Absorption: Following oral administration of 240 mg neratinib, absorption was slow and peak plasma concentrations of neratinib occurred around 7 hours after administration. A single dose of 240 mg neratinib taken with food increased Cmax and AUC by approximately 17% and 23%, respectively, compared with administration in the fasting state. A single oral dose of 240 mg neratinib taken with a meal high in fat increased both Cmax and AUC by approximately 100%.
Distribution: Binding of neratinib to human plasma proteins, including covalent binding to human serum albumin (HSA), was greater than 98% and independent of concentration. Neratinib bound predominantly to HSA and human alpha-1 acid glycoprotein (AAG). In vitro studies demonstrated that neratinib is a substrate for P-glycoprotein (P-gp). Neratinib was not a potent inhibitor of human BSEP efflux transporter activity in vitro, with a reported IC50 value of > 10μM. Neratinib at 10 μM appeared to inhibit the BCRP efflux transporter. Neratinib produced no inhibitory activity towards the uptake transporters, OATP1B1*1a, OATP1B3, OAT1, OAT3 and OCT2, with reported IC50 values were > 10μM. Neratinib produced inhibitory activity in OCT1 uptake transporter, with an IC50 of 2.9 μM.
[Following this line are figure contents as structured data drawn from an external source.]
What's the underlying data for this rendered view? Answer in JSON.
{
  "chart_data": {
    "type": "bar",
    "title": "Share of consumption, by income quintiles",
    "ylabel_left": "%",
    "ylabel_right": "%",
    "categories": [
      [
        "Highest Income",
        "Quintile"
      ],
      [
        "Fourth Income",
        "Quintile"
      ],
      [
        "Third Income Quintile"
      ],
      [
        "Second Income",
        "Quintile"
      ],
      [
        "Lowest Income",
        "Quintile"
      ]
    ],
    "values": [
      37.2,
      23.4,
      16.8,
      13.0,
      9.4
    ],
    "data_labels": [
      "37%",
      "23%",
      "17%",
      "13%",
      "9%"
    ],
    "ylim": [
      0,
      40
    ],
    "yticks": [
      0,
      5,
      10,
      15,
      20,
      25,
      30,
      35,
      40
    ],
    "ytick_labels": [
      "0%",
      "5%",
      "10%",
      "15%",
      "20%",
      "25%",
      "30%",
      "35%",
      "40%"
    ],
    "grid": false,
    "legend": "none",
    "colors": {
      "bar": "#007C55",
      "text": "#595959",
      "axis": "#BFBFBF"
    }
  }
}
Biotransformation: Neratinib is metabolised primarily in liver microsomes by CYP3A4 and to a lesser extent by flavin-containing monooxygenase (FMO).
Preliminary metabolite profiling in human plasma indicates that after oral administration, neratinib undergoes oxidative metabolism through CYP3A4. Circulating metabolites include neratinib pyridine N-oxide (M3), N-desmethyl neratinib (M6), neratinib dimethylamine N-oxide (M7) and traces of hydroxyl neratinib N-oxide and neratinib bis-N-oxide (M11). Neratinib represents the most prominent component in plasma and systemic exposure to the metabolites (M3, M6, M7 and M11) after oral administration of neratinib is between 10% and 33% lower than parent in healthy subjects. The neratinib metabolites M3, M6, M7 and M11 were shown to have similar potencies to neratinib in either in vitro enzyme (binding assays) or cell based assays against cells expressing ERBB1, ERBB2 (HER2) and ERBB4.
Elimination: Following single doses of neratinib, the mean apparent plasma half-life of neratinib was 17 hours in patients.
Excretion of neratinib is primary via the faeces: Following the administration of a single radiolabelled dose of 200 mg neratinib oral solution, 97.1% and 1.1% of the administered dose was recovered in the faeces and urine, respectively. The excretion was rapid and complete, with the majority of the radioactivity (61%) recovered within 96 hours and 98% recovered after 10 days. It is not known if elimination is as unchanged drug or metabolites.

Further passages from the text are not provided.